1. Das trockene oder kalte Verfahren, bei dem die Platte manuell mit Werkzeugen bearbeitet wird, wie beim Kupferstich, der Schabkunst oder auch bei der Kaltnadelradierung.

2. Das nasse oder warme Verfahren, bei dem auf chemischen Wege, mittels Säuren ( bei Kupfer z.Bsp. mit EisenIIIChlorid und bei Zink mit Salz- oder Salpetersäure ) die Zeichnung in die Druckplatte geätzt wird, wie bei der Radierung und ihren Variationen ( Strichätzumug, Aquatinta, Vernis mou u.a. ).
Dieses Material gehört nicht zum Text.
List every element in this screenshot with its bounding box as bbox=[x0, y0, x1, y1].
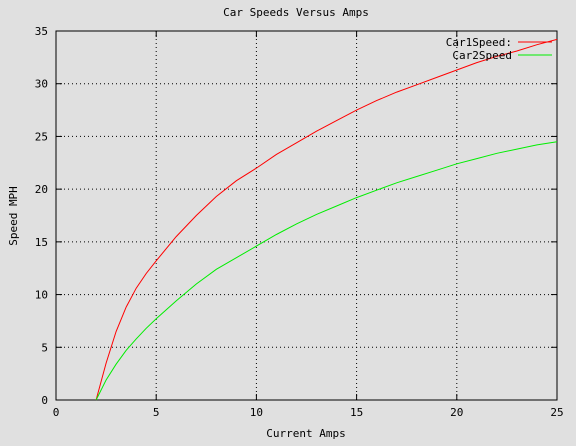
y-tick-label: 25 bbox=[35, 130, 48, 143]
x-tick-label: 25 bbox=[550, 406, 563, 419]
x-tick-label: 10 bbox=[250, 406, 263, 419]
series-line-1 bbox=[95, 38, 558, 401]
y-tick-label: 35 bbox=[35, 25, 48, 38]
legend: Car1Speed:Car2Speed bbox=[446, 36, 552, 62]
grid bbox=[56, 31, 557, 400]
series bbox=[95, 38, 558, 401]
y-tick-label: 5 bbox=[41, 341, 48, 354]
x-tick-label: 5 bbox=[153, 406, 160, 419]
y-tick-label: 20 bbox=[35, 183, 48, 196]
series-line-2 bbox=[95, 141, 558, 401]
legend-label-1: Car1Speed: bbox=[446, 36, 512, 49]
plot-frame bbox=[55, 30, 558, 401]
legend-label-2: Car2Speed bbox=[452, 49, 512, 62]
x-tick-label: 15 bbox=[350, 406, 363, 419]
y-tick-label: 30 bbox=[35, 78, 48, 91]
ticks: 0 5 10 15 20 25 0 5 10 15 20 25 30 35 bbox=[35, 25, 564, 419]
y-axis-label: Speed MPH bbox=[7, 186, 20, 246]
y-tick-label: 15 bbox=[35, 236, 48, 249]
y-tick-label: 10 bbox=[35, 289, 48, 302]
chart-title: Car Speeds Versus Amps bbox=[223, 6, 369, 19]
y-tick-label: 0 bbox=[41, 394, 48, 407]
x-tick-label: 20 bbox=[450, 406, 463, 419]
x-tick-label: 0 bbox=[53, 406, 60, 419]
x-axis-label: Current Amps bbox=[266, 427, 345, 440]
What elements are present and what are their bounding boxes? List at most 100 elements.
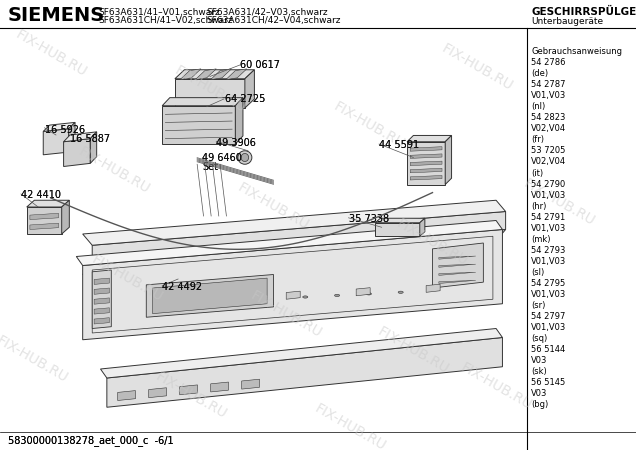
Polygon shape: [107, 338, 502, 407]
Polygon shape: [27, 200, 69, 207]
Polygon shape: [162, 98, 243, 106]
Text: 16 5926: 16 5926: [45, 125, 85, 135]
Polygon shape: [149, 388, 167, 398]
Text: GESCHIRRSPÜLGERÄTE: GESCHIRRSPÜLGERÄTE: [531, 7, 636, 17]
Polygon shape: [410, 176, 442, 180]
Polygon shape: [83, 230, 506, 274]
Text: V01,V03: V01,V03: [531, 224, 566, 233]
Polygon shape: [69, 122, 75, 152]
Polygon shape: [356, 288, 370, 296]
Text: 54 2787: 54 2787: [531, 80, 565, 89]
Text: 16 5887: 16 5887: [70, 134, 110, 144]
Ellipse shape: [366, 292, 371, 295]
Text: (bg): (bg): [531, 400, 548, 409]
Polygon shape: [94, 298, 109, 304]
Polygon shape: [426, 284, 440, 292]
Polygon shape: [410, 168, 442, 173]
Polygon shape: [43, 129, 69, 155]
Text: 60 0617: 60 0617: [240, 60, 280, 70]
Polygon shape: [439, 256, 476, 259]
Text: V01,V03: V01,V03: [531, 290, 566, 299]
Text: 56 5144: 56 5144: [531, 345, 565, 354]
Text: FIX-HUB.RU: FIX-HUB.RU: [458, 361, 534, 413]
Polygon shape: [76, 220, 502, 266]
Text: SIEMENS: SIEMENS: [8, 6, 105, 25]
Polygon shape: [242, 379, 259, 389]
Text: (de): (de): [531, 69, 548, 78]
Polygon shape: [175, 70, 254, 79]
Text: (sr): (sr): [531, 301, 546, 310]
Polygon shape: [226, 69, 247, 80]
Polygon shape: [445, 135, 452, 184]
Text: 54 2793: 54 2793: [531, 246, 565, 255]
Polygon shape: [64, 132, 97, 142]
Polygon shape: [43, 122, 75, 131]
Polygon shape: [83, 230, 502, 340]
Polygon shape: [420, 218, 425, 236]
Polygon shape: [92, 270, 111, 328]
Text: FIX-HUB.RU: FIX-HUB.RU: [235, 181, 312, 233]
Text: FIX-HUB.RU: FIX-HUB.RU: [439, 41, 515, 94]
Text: V03: V03: [531, 389, 548, 398]
Text: (nl): (nl): [531, 102, 545, 111]
Polygon shape: [94, 288, 109, 294]
Polygon shape: [62, 200, 69, 234]
Polygon shape: [432, 243, 483, 288]
Text: 42 4492: 42 4492: [162, 282, 202, 292]
Polygon shape: [175, 79, 245, 108]
Text: 42 4492: 42 4492: [162, 282, 202, 292]
Polygon shape: [30, 223, 59, 230]
Polygon shape: [439, 272, 476, 275]
Text: 58300000138278_aet_000_c  -6/1: 58300000138278_aet_000_c -6/1: [8, 435, 173, 446]
Text: V01,V03: V01,V03: [531, 190, 566, 199]
Polygon shape: [94, 278, 109, 284]
Text: V02,V04: V02,V04: [531, 158, 566, 166]
Text: V01,V03: V01,V03: [531, 91, 566, 100]
Text: 54 2795: 54 2795: [531, 279, 565, 288]
Text: (fr): (fr): [531, 135, 544, 144]
Polygon shape: [64, 139, 90, 166]
Text: FIX-HUB.RU: FIX-HUB.RU: [312, 401, 388, 450]
Polygon shape: [94, 318, 109, 324]
Text: FIX-HUB.RU: FIX-HUB.RU: [522, 176, 598, 229]
Text: SF63A631CH/42–V04,schwarz: SF63A631CH/42–V04,schwarz: [207, 16, 341, 25]
Text: 54 2791: 54 2791: [531, 212, 565, 221]
Text: 56 5145: 56 5145: [531, 378, 565, 387]
Polygon shape: [375, 218, 425, 223]
Polygon shape: [27, 207, 62, 234]
Text: Gebrauchsanweisung: Gebrauchsanweisung: [531, 47, 622, 56]
Polygon shape: [235, 98, 243, 144]
Ellipse shape: [238, 151, 252, 164]
Text: 49 6460: 49 6460: [202, 153, 242, 163]
Ellipse shape: [335, 294, 340, 297]
Text: 64 2725: 64 2725: [225, 94, 265, 104]
Text: FIX-HUB.RU: FIX-HUB.RU: [89, 253, 165, 305]
Text: Unterbaugeräte: Unterbaugeräte: [531, 17, 603, 26]
Text: FIX-HUB.RU: FIX-HUB.RU: [172, 64, 248, 116]
Text: 42 4410: 42 4410: [21, 190, 61, 200]
Text: 49 6460: 49 6460: [202, 153, 242, 163]
Text: 35 7338: 35 7338: [349, 214, 389, 224]
Text: SF63A631CH/41–V02,schwarz: SF63A631CH/41–V02,schwarz: [99, 16, 233, 25]
Text: 16 5926: 16 5926: [45, 125, 85, 135]
Polygon shape: [118, 391, 135, 401]
Polygon shape: [407, 135, 452, 142]
Text: FIX-HUB.RU: FIX-HUB.RU: [248, 289, 324, 341]
Text: (sl): (sl): [531, 268, 544, 277]
Text: FIX-HUB.RU: FIX-HUB.RU: [0, 334, 70, 386]
Text: V01,V03: V01,V03: [531, 323, 566, 332]
Text: 49 3906: 49 3906: [216, 138, 256, 148]
Text: V02,V04: V02,V04: [531, 124, 566, 133]
Text: 54 2823: 54 2823: [531, 113, 565, 122]
Polygon shape: [410, 161, 442, 166]
Text: 16 5887: 16 5887: [70, 134, 110, 144]
Ellipse shape: [241, 153, 249, 162]
Text: FIX-HUB.RU: FIX-HUB.RU: [331, 100, 407, 152]
Text: 53 7205: 53 7205: [531, 146, 565, 155]
Text: 54 2797: 54 2797: [531, 312, 565, 321]
Polygon shape: [407, 142, 445, 184]
Text: (hr): (hr): [531, 202, 546, 211]
Polygon shape: [94, 308, 109, 314]
Polygon shape: [211, 382, 228, 392]
Text: 35 7338: 35 7338: [349, 214, 389, 224]
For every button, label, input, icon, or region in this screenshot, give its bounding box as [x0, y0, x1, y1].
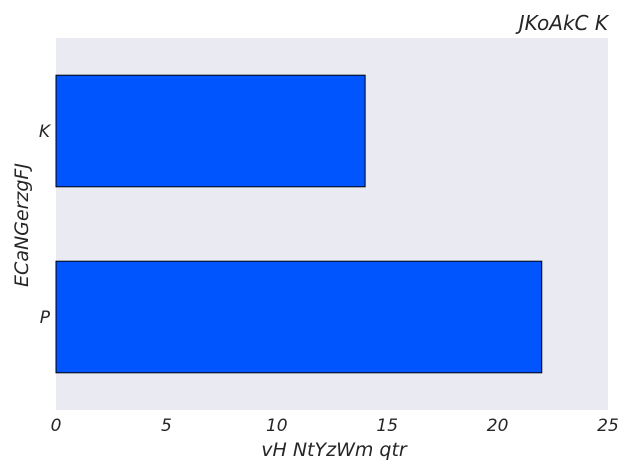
x-tick-label: 25: [597, 416, 619, 436]
x-tick-label: 20: [487, 416, 509, 436]
bar-K: [55, 74, 366, 188]
y-category-label: K: [39, 122, 52, 142]
y-axis-label: ECaNGerzgFJ: [11, 163, 33, 287]
x-axis-label: vH NtYzWm qtr: [261, 439, 408, 461]
x-tick-label: 0: [51, 416, 62, 436]
x-tick-label: 10: [266, 416, 288, 436]
bar-group: [55, 74, 543, 374]
x-tick-label: 15: [376, 416, 398, 436]
y-category-labels: PK: [39, 122, 52, 328]
bar-P: [55, 260, 543, 374]
x-tick-label: 5: [161, 416, 172, 436]
x-tick-labels: 0 5 10 15 20 25: [51, 416, 619, 436]
chart-title: JKoAkC K: [515, 11, 610, 35]
y-category-label: P: [40, 308, 51, 328]
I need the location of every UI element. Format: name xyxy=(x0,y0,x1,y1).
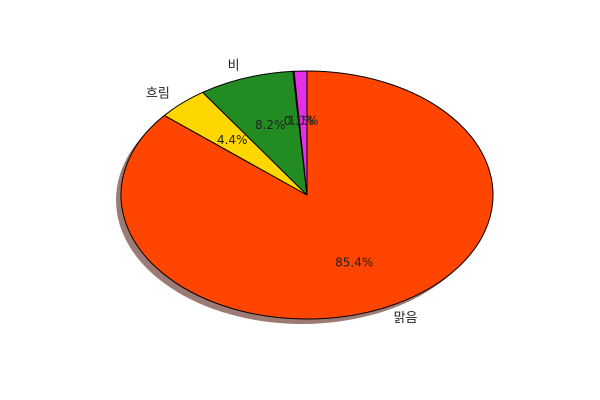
pie-slice xyxy=(202,70,308,196)
percent-label: 1.1% xyxy=(288,114,319,128)
percent-label: 4.4% xyxy=(217,133,248,147)
pie-slices xyxy=(120,70,494,320)
percent-label: 0.1% xyxy=(284,114,315,128)
category-label: 비 xyxy=(228,59,240,74)
percent-label: 8.2% xyxy=(255,118,286,132)
percent-label: 85.4% xyxy=(335,255,373,269)
pie-labels: 85.4% 맑음 4.4% 흐림 8.2% 비 0.1%1.1% xyxy=(146,59,418,326)
pie-slice xyxy=(293,70,308,196)
category-label: 맑음 xyxy=(394,311,418,326)
category-label: 흐림 xyxy=(146,86,170,101)
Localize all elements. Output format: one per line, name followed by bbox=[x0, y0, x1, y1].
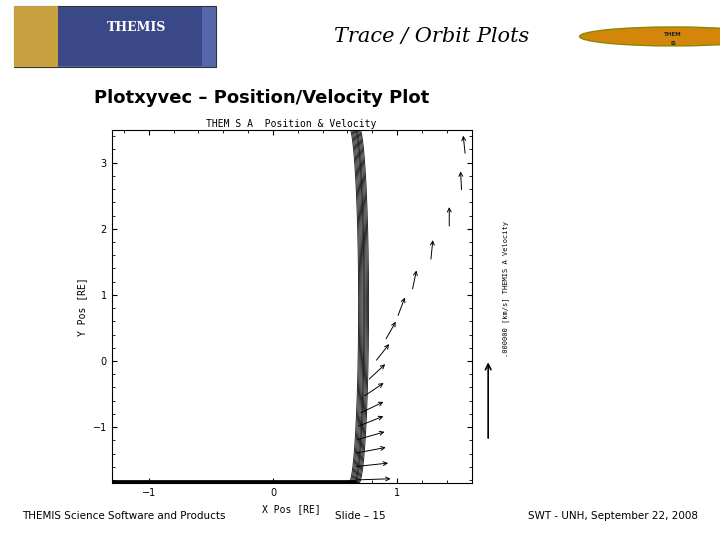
Text: THEM: THEM bbox=[665, 32, 682, 37]
Bar bbox=[14, 6, 58, 67]
Text: Plotxyvec – Position/Velocity Plot: Plotxyvec – Position/Velocity Plot bbox=[94, 89, 429, 107]
Text: IS: IS bbox=[670, 41, 676, 46]
Circle shape bbox=[580, 27, 720, 46]
Title: THEM S A  Position & Velocity: THEM S A Position & Velocity bbox=[207, 119, 377, 129]
Bar bbox=[58, 7, 202, 65]
Text: THEMIS Science Software and Products: THEMIS Science Software and Products bbox=[22, 511, 225, 521]
Text: THEMIS: THEMIS bbox=[107, 21, 166, 34]
Text: Slide – 15: Slide – 15 bbox=[335, 511, 385, 521]
X-axis label: X Pos [RE]: X Pos [RE] bbox=[262, 504, 321, 514]
Text: .000000 [km/s] THEMIS A Velocity: .000000 [km/s] THEMIS A Velocity bbox=[502, 221, 509, 357]
Text: SWT - UNH, September 22, 2008: SWT - UNH, September 22, 2008 bbox=[528, 511, 698, 521]
Y-axis label: Y Pos [RE]: Y Pos [RE] bbox=[77, 277, 87, 336]
Text: Trace / Orbit Plots: Trace / Orbit Plots bbox=[334, 27, 530, 46]
Bar bbox=[14, 6, 216, 67]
Die verbreitesten Techniken sind der Kupferstich, die Schabkunst ( Mezzotinto ), die Kaltnadel-Radierung die Ätz-Radierung, die Aquatinta (einschließlich Ausspreng - Verfahren und Pinselätzung) und einige Farbdruckverfahren. Auf Kombinationen von verschiedenen Tiefdrucktechniken und Tiefdruckverfahren mit anderen Techniken kommen wir später.
Weitere Techniken des Tiefdrucks wie Stahlstich, Niello, Punzenstich, Punktiermanier, Tiefätzung/Prägedruck, Blinddruck/Gaufrage, die auf dem Lithostein mit Werkzeugen des Tiefdrucks realisierte Steingravour werden wir in einem kleinen Lexikon erörtern.